Forty-five percent of Republicans or Republican-leaning independents indicated support, compared with 53% of pure independent voters, and 51% of Democrats or Democratic-leaning independents.
When the results were sorted by ideology of respondents, they conveyed a similar picture: forty-eight percent of conservatives, 47% of moderates, and 53% of liberals supported the policy.
Voters with only a bachelor’s degree were the most likely to support the taxing of endowments, with 55% of the cohort backing the proposal. Meanwhile, 48% of voters who attended college but have less than a four-year degree and 45% with no college experience were in favor.
The education group that was the least likely to support the taxing of private universities’ endowments was voters with graduate degrees. Forty-four who responded to the poll said they were in favor, with 23% opposed.
According to U.S. News & World Report (USNWR), “An endowment fund is a collection of financial assets that the school can periodically pull from to cover an array of costs while intentionally growing the fund over time.”
USNWR cited Andrew Gillen of the pro-school-choice Texas Public Policy Foundation who referred to endowments as “super-charged rainy-day fund[s].”
“The idea of the endowment is to generate a continuous source of resources for the university to spend,” he pointed out. Gillen elaborated that endowments are “under the control of either the university, or a group closely tied to the university.”
State Sen. Ryan Fazio, R-CT, wrote in reply to Ruffini’s post: “Every year I propose legislation to tax large university endowments in [Connecticut] at the normal capital gains rate & use the revenue to cut taxes on middle & working-class families.”

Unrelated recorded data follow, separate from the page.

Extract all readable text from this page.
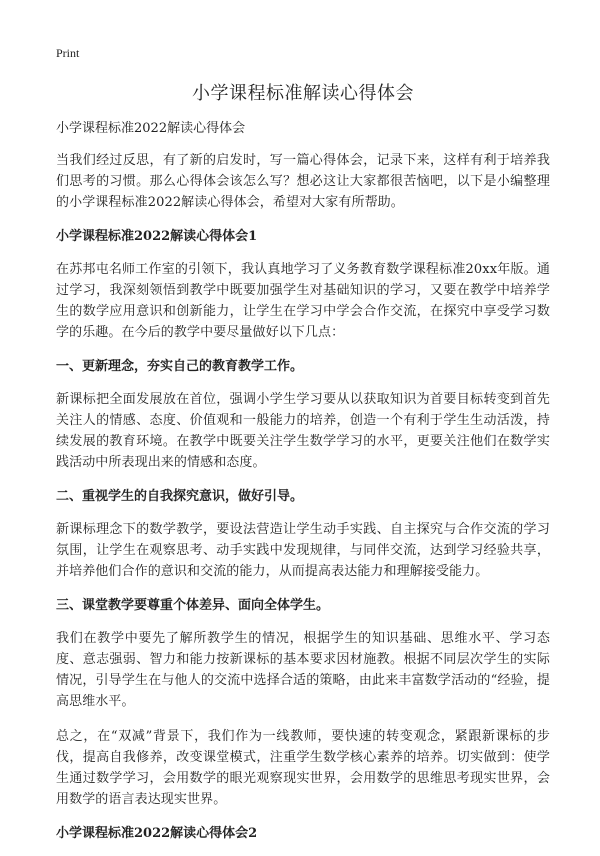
Print
小学课程标准解读心得体会

小学课程标准2022解读心得体会

当我们经过反思，有了新的启发时，写一篇心得体会，记录下来，这样有利于培养我们思考的习惯。那么心得体会该怎么写？想必这让大家都很苦恼吧，以下是小编整理的小学课程标准2022解读心得体会，希望对大家有所帮助。

小学课程标准2022解读心得体会1

在苏邦屯名师工作室的引领下，我认真地学习了义务教育数学课程标准20xx年版。通过学习，我深刻领悟到教学中既要加强学生对基础知识的学习，又要在教学中培养学生的数学应用意识和创新能力，让学生在学习中学会合作交流，在探究中享受学习数学的乐趣。在今后的教学中要尽量做好以下几点：

一、更新理念，夯实自己的教育教学工作。

新课标把全面发展放在首位，强调小学生学习要从以获取知识为首要目标转变到首先关注人的情感、态度、价值观和一般能力的培养，创造一个有利于学生生动活泼，持续发展的教育环境。在教学中既要关注学生数学学习的水平，更要关注他们在数学实践活动中所表现出来的情感和态度。

二、重视学生的自我探究意识，做好引导。

新课标理念下的数学教学，要设法营造让学生动手实践、自主探究与合作交流的学习氛围，让学生在观察思考、动手实践中发现规律，与同伴交流，达到学习经验共享，并培养他们合作的意识和交流的能力，从而提高表达能力和理解接受能力。

三、课堂教学要尊重个体差异、面向全体学生。

我们在教学中要先了解所教学生的情况，根据学生的知识基础、思维水平、学习态度、意志强弱、智力和能力按新课标的基本要求因材施教。根据不同层次学生的实际情况，引导学生在与他人的交流中选择合适的策略，由此来丰富数学活动的“经验，提高思维水平。

总之，在“双减”背景下，我们作为一线教师，要快速的转变观念，紧跟新课标的步伐，提高自我修养，改变课堂模式，注重学生数学核心素养的培养。切实做到：使学生通过数学学习，会用数学的眼光观察现实世界，会用数学的思维思考现实世界，会用数学的语言表达现实世界。

小学课程标准2022解读心得体会2
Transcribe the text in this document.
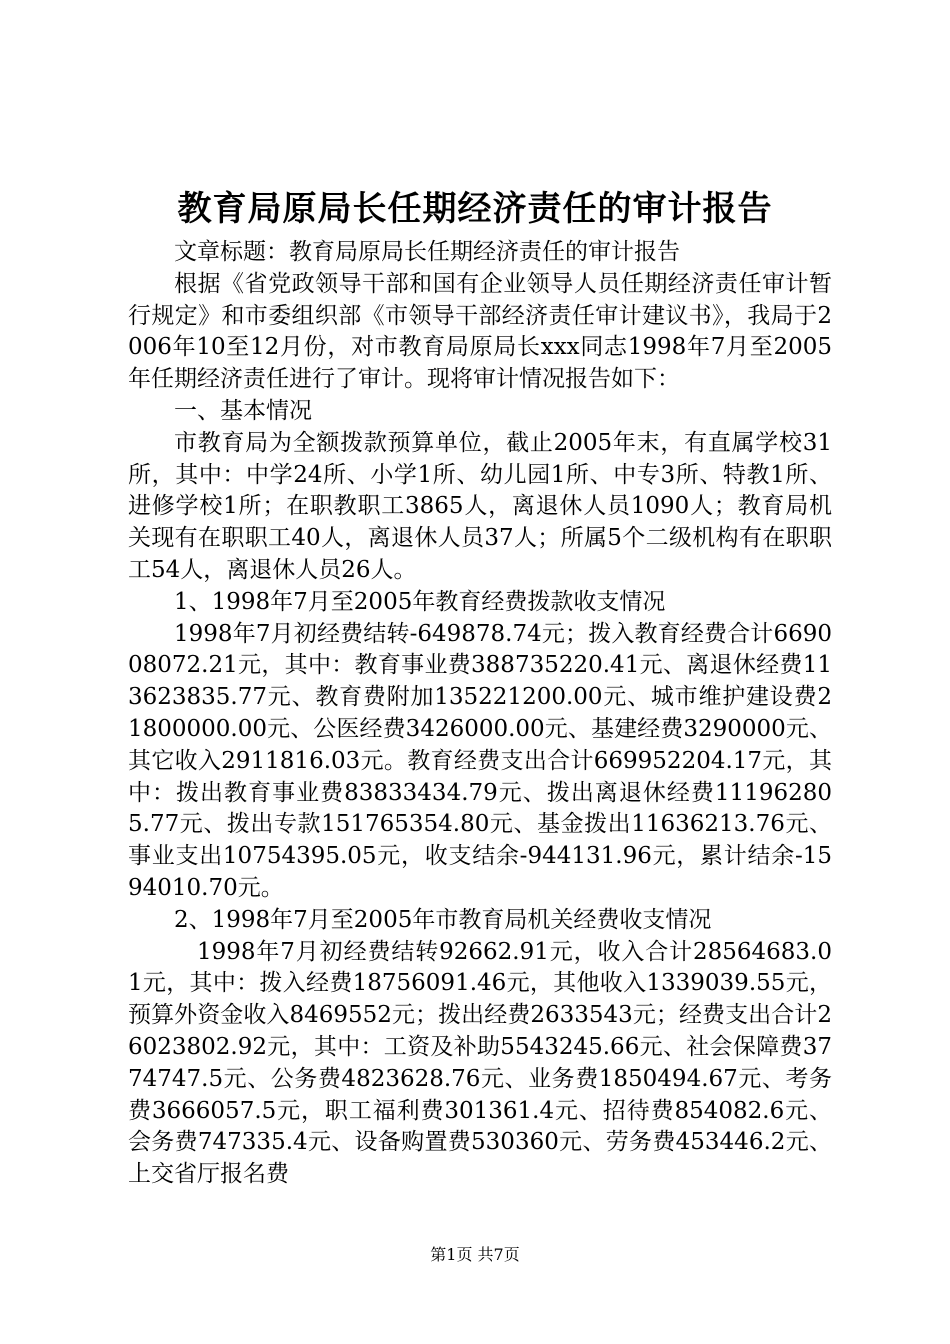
教育局原局长任期经济责任的审计报告

文章标题：教育局原局长任期经济责任的审计报告

根据《省党政领导干部和国有企业领导人员任期经济责任审计暂行规定》和市委组织部《市领导干部经济责任审计建议书》，我局于2006年10至12月份，对市教育局原局长xxx同志1998年7月至2005年任期经济责任进行了审计。现将审计情况报告如下：

一、基本情况

市教育局为全额拨款预算单位，截止2005年末，有直属学校31所，其中：中学24所、小学1所、幼儿园1所、中专3所、特教1所、进修学校1所；在职教职工3865人，离退休人员1090人；教育局机关现有在职职工40人，离退休人员37人；所属5个二级机构有在职职工54人，离退休人员26人。

1、1998年7月至2005年教育经费拨款收支情况

1998年7月初经费结转-649878.74元；拨入教育经费合计669008072.21元，其中：教育事业费388735220.41元、离退休经费113623835.77元、教育费附加135221200.00元、城市维护建设费21800000.00元、公医经费3426000.00元、基建经费3290000元、其它收入2911816.03元。教育经费支出合计669952204.17元，其中：拨出教育事业费83833434.79元、拨出离退休经费111962805.77元、拨出专款151765354.80元、基金拨出11636213.76元、事业支出10754395.05元，收支结余-944131.96元，累计结余-1594010.70元。

2、1998年7月至2005年市教育局机关经费收支情况

1998年7月初经费结转92662.91元，收入合计28564683.01元，其中：拨入经费18756091.46元，其他收入1339039.55元，预算外资金收入8469552元；拨出经费2633543元；经费支出合计26023802.92元，其中：工资及补助5543245.66元、社会保障费3774747.5元、公务费4823628.76元、业务费1850494.67元、考务费3666057.5元，职工福利费301361.4元、招待费854082.6元、会务费747335.4元、设备购置费530360元、劳务费453446.2元、上交省厅报名费

第1页 共7页
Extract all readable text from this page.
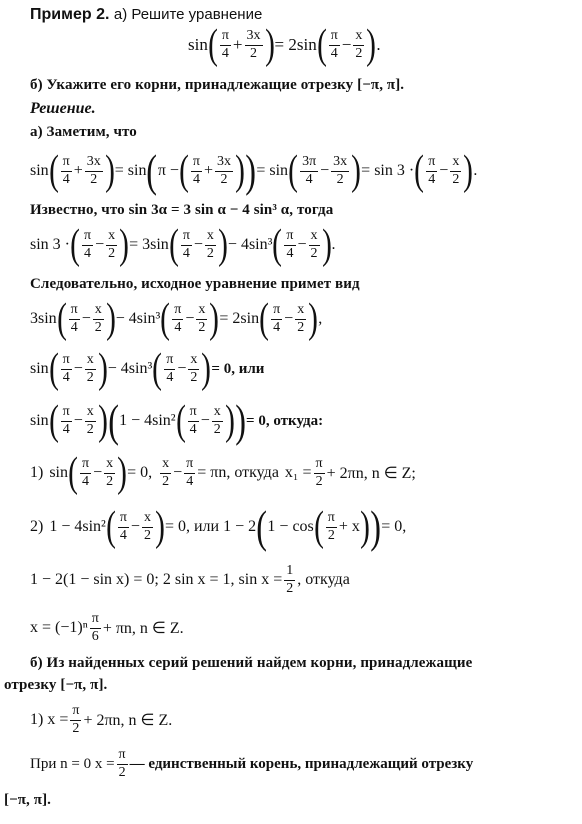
Пример 2. а) Решите уравнение
sin ( $\frac{\pi}{4} + \frac{3x}{2}$ ) = 2sin ( $\frac{\pi}{4} - \frac{x}{2}$ ) .
б) Укажите его корни, принадлежащие отрезку [−π, π].
Решение.
а) Заметим, что
sin ( $\frac{\pi}{4} + \frac{3x}{2}$ ) = sin ( π − ( $\frac{\pi}{4} + \frac{3x}{2}$ ) ) = sin ( $\frac{3\pi}{4} - \frac{3x}{2}$ ) = sin 3 · ( $\frac{\pi}{4} - \frac{x}{2}$ ) .
Известно, что sin 3α = 3 sin α − 4 sin³ α, тогда
sin 3 · ( $\frac{\pi}{4} - \frac{x}{2}$ ) = 3sin ( $\frac{\pi}{4} - \frac{x}{2}$ ) − 4sin³ ( $\frac{\pi}{4} - \frac{x}{2}$ ) .
Следовательно, исходное уравнение примет вид
3sin ( $\frac{\pi}{4} - \frac{x}{2}$ ) − 4sin³ ( $\frac{\pi}{4} - \frac{x}{2}$ ) = 2sin ( $\frac{\pi}{4} - \frac{x}{2}$ ) ,
sin ( $\frac{\pi}{4} - \frac{x}{2}$ ) − 4sin³ ( $\frac{\pi}{4} - \frac{x}{2}$ ) = 0, или
sin ( $\frac{\pi}{4} - \frac{x}{2}$ ) ( 1 − 4sin² ( $\frac{\pi}{4} - \frac{x}{2}$ ) ) = 0, откуда:
1) sin ( $\frac{\pi}{4} - \frac{x}{2}$ ) = 0, $\frac{x}{2} - \frac{\pi}{4} = \pi n$, откуда $x_1 = \frac{\pi}{2} + 2\pi n$, n ∈ Z;
2) 1 − 4sin² ( $\frac{\pi}{4} - \frac{x}{2}$ ) = 0, или 1 − 2 ( 1 − cos ( $\frac{\pi}{2} + x$ ) ) = 0,
1 − 2(1 − sin x) = 0; 2 sin x = 1, $\sin x = \frac{1}{2}$ , откуда
$x = (-1)^n \frac{\pi}{6} + \pi n$, n ∈ Z.
б) Из найденных серий решений найдем корни, принадлежащие
отрезку [−π, π].
1) $x = \frac{\pi}{2} + 2\pi n$, n ∈ Z.
При n = 0 $x = \frac{\pi}{2}$ — единственный корень, принадлежащий отрезку
[−π, π].
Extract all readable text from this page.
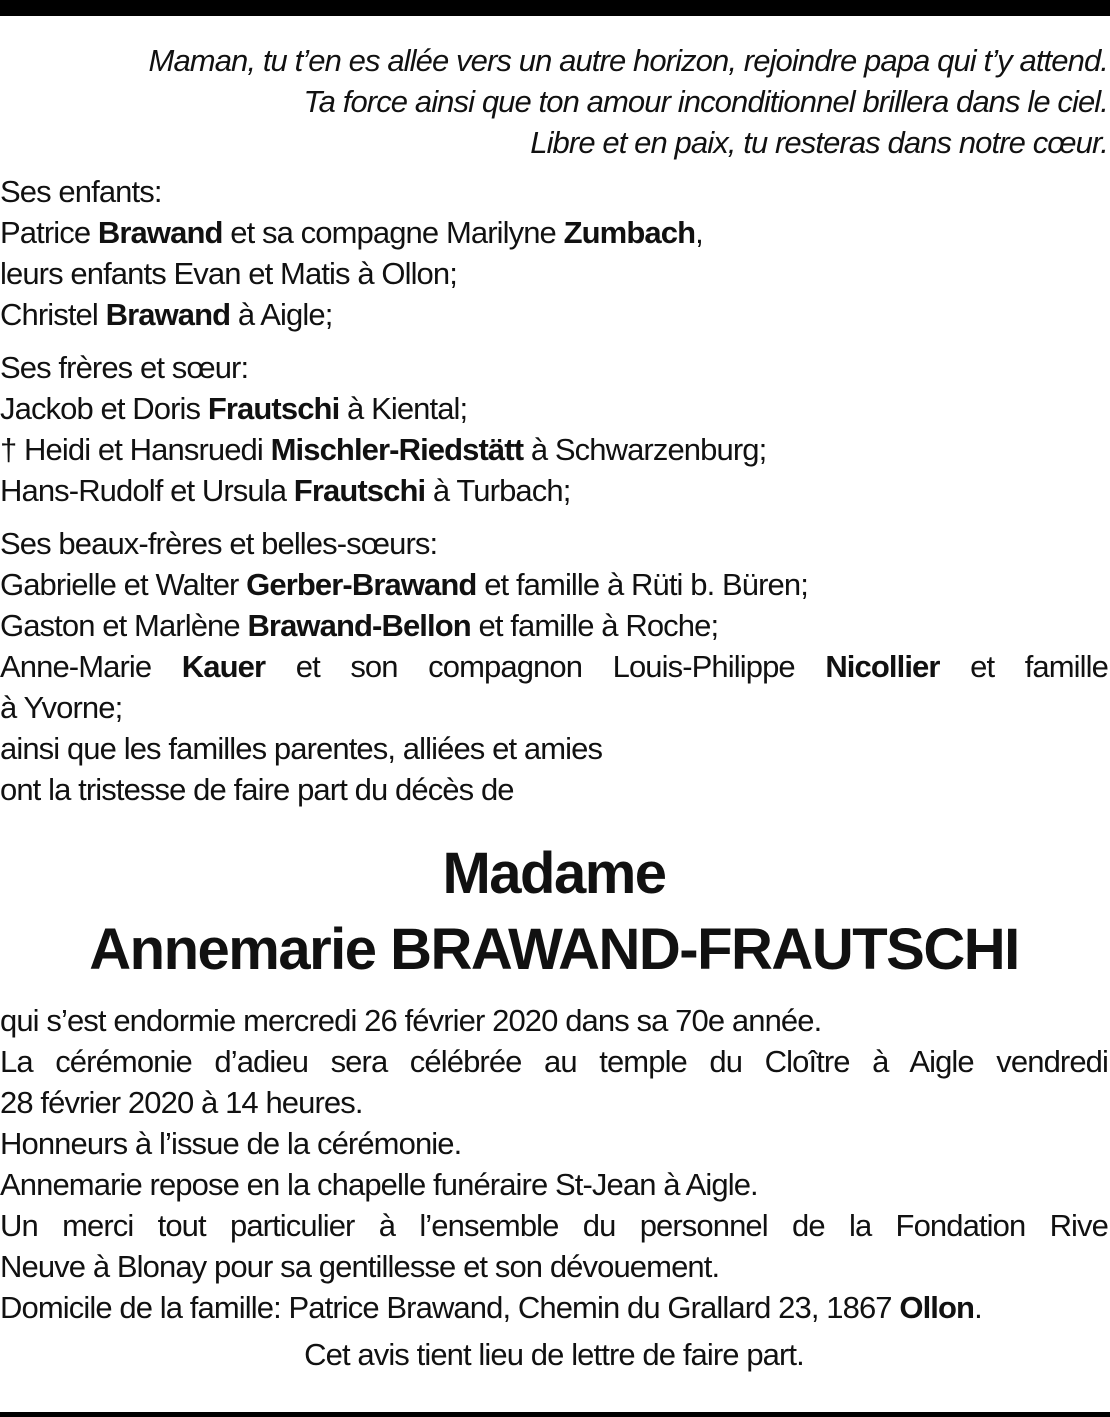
Maman, tu t’en es allée vers un autre horizon, rejoindre papa qui t’y attend.
Ta force ainsi que ton amour inconditionnel brillera dans le ciel.
Libre et en paix, tu resteras dans notre cœur.
Ses enfants:
Patrice Brawand et sa compagne Marilyne Zumbach,
leurs enfants Evan et Matis à Ollon;
Christel Brawand à Aigle;
Ses frères et sœur:
Jackob et Doris Frautschi à Kiental;
† Heidi et Hansruedi Mischler-Riedstätt à Schwarzenburg;
Hans-Rudolf et Ursula Frautschi à Turbach;
Ses beaux-frères et belles-sœurs:
Gabrielle et Walter Gerber-Brawand et famille à Rüti b. Büren;
Gaston et Marlène Brawand-Bellon et famille à Roche;
Anne-Marie Kauer et son compagnon Louis-Philippe Nicollier et famille
à Yvorne;
ainsi que les familles parentes, alliées et amies
ont la tristesse de faire part du décès de
Madame
Annemarie BRAWAND-FRAUTSCHI
qui s’est endormie mercredi 26 février 2020 dans sa 70e année.
La cérémonie d’adieu sera célébrée au temple du Cloître à Aigle vendredi
28 février 2020 à 14 heures.
Honneurs à l’issue de la cérémonie.
Annemarie repose en la chapelle funéraire St-Jean à Aigle.
Un merci tout particulier à l’ensemble du personnel de la Fondation Rive
Neuve à Blonay pour sa gentillesse et son dévouement.
Domicile de la famille: Patrice Brawand, Chemin du Grallard 23, 1867 Ollon.
Cet avis tient lieu de lettre de faire part.
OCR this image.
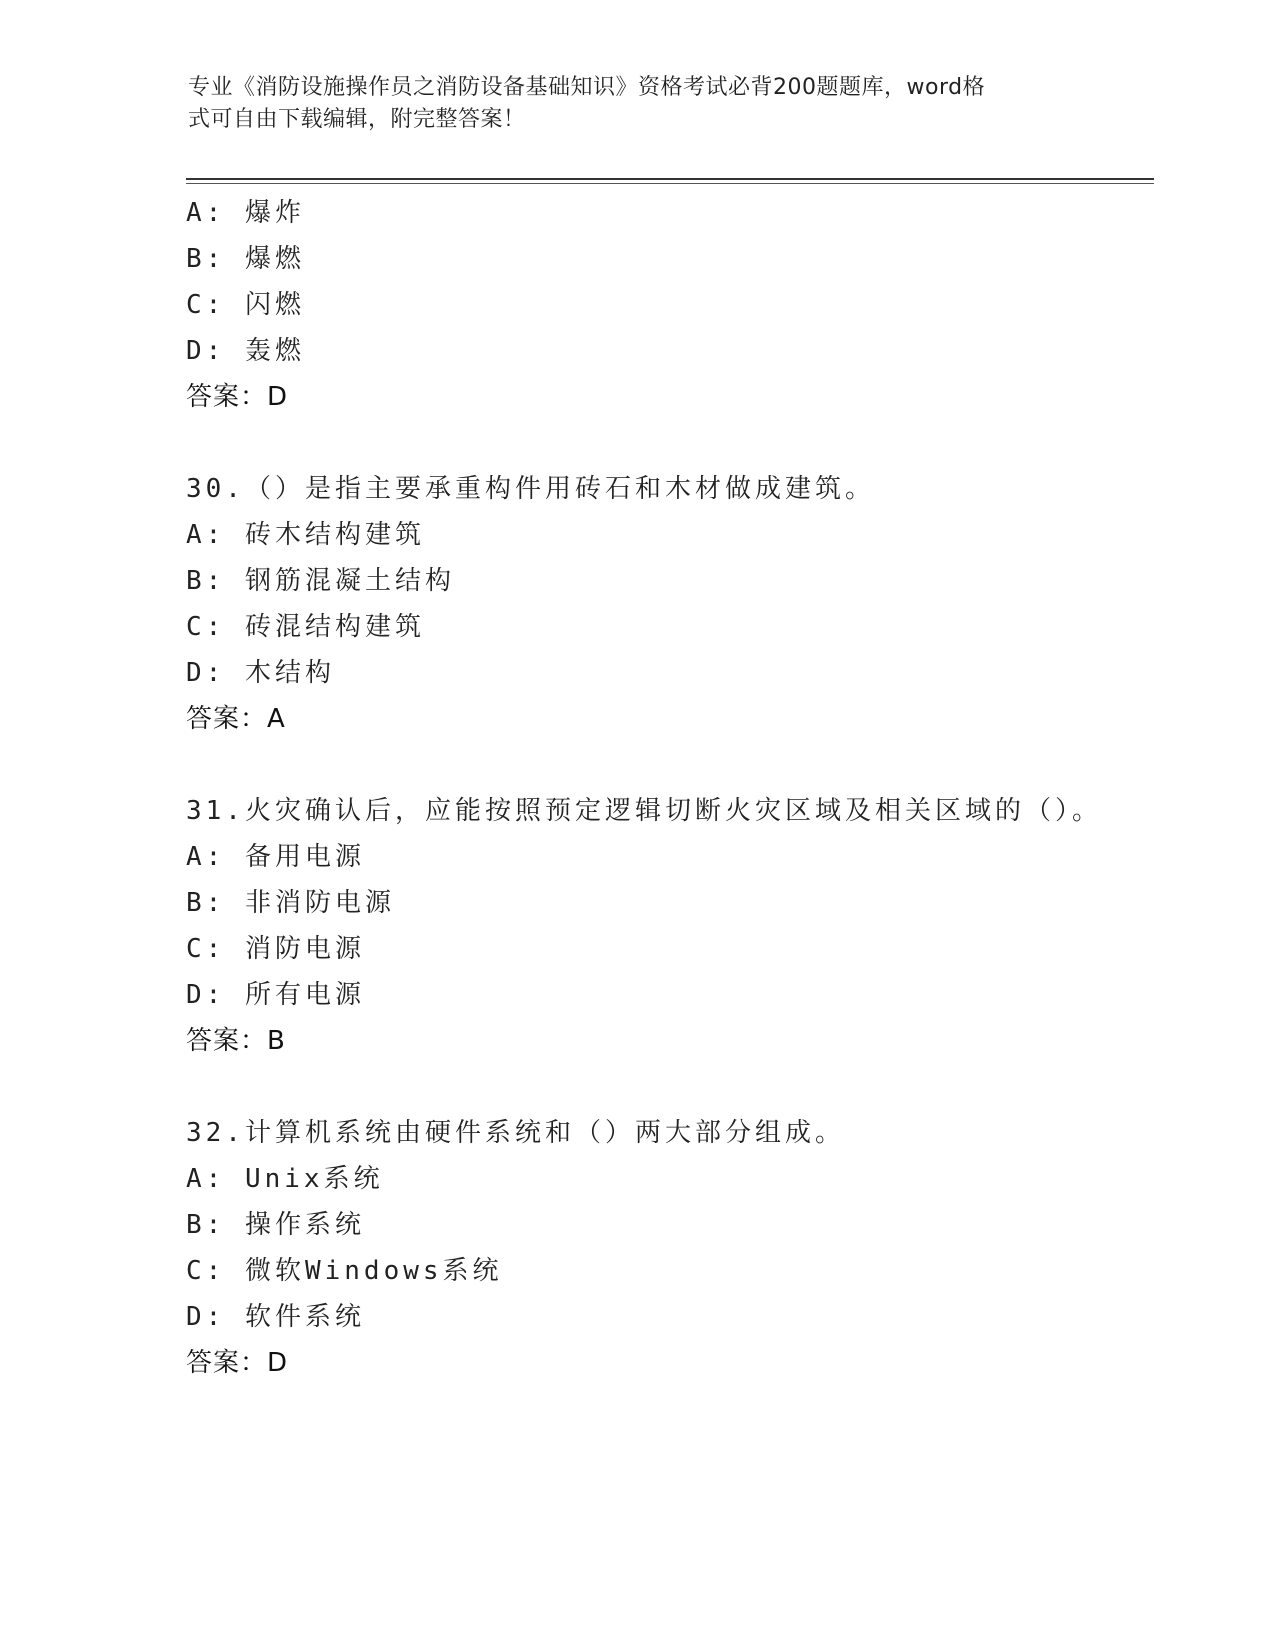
专业《消防设施操作员之消防设备基础知识》资格考试必背200题题库，word格
式可自由下载编辑，附完整答案！
A: 爆炸
B: 爆燃
C: 闪燃
D: 轰燃
答案：D
30.（）是指主要承重构件用砖石和木材做成建筑。
A: 砖木结构建筑
B: 钢筋混凝土结构
C: 砖混结构建筑
D: 木结构
答案：A
31.火灾确认后，应能按照预定逻辑切断火灾区域及相关区域的（）。
A: 备用电源
B: 非消防电源
C: 消防电源
D: 所有电源
答案：B
32.计算机系统由硬件系统和（）两大部分组成。
A: Unix系统
B: 操作系统
C: 微软Windows系统
D: 软件系统
答案：D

“It’s good to see public support for good policy,” added the Republican lawmaker. “Let’s get it done in CT–and beyond–in 2024!”
However, libertarian X user Michael J South disagreed. “No,” he wrote. “What we should be pushing for is #SeparationOfSchoolAndState.”
“End student loans,” South continued. “End government stranglehold on accreditation. End government curricula, forced attendance, everything, at all levels.”
Some academic leaders also reacted to the poll’s results.
“Has anyone thought through the implications of this for small, Christian colleges?” asked Jennifer A. Frey, the Dean of The University of Tulsa Honors College.
The University of Tulsa is a private institution that has a historic affiliation with the Presbyterian Church (USA). The university’s website describes its relationship with the denomination as a “connection.”
“This is bigger than Harvard, y’all,” Frey wrote.
The Echelon poll’s results come in the wake of the resignation of scandal-plagued former Harvard President Claudine Gay.
As CatholicVote reported last week, Gay’s exit followed multiple “plagiarism allegations and a widely panned response to campus anti-Semitism.”
>> BOMBSHELL REPORT: CLAUDINE GAY PLAGIARIZED PHD PAPER <<
In a heavily criticized New York Times op-ed she wrote the day after her resignation, Gay called the successful journalistic effort to expose her purported history of plagiarism “merely a single skirmish in a broader war to unravel public faith in pillars of American society.”
“Campaigns of this kind often start with attacks on education and expertise, because these are the tools that best equip communities to see through propaganda,” she wrote.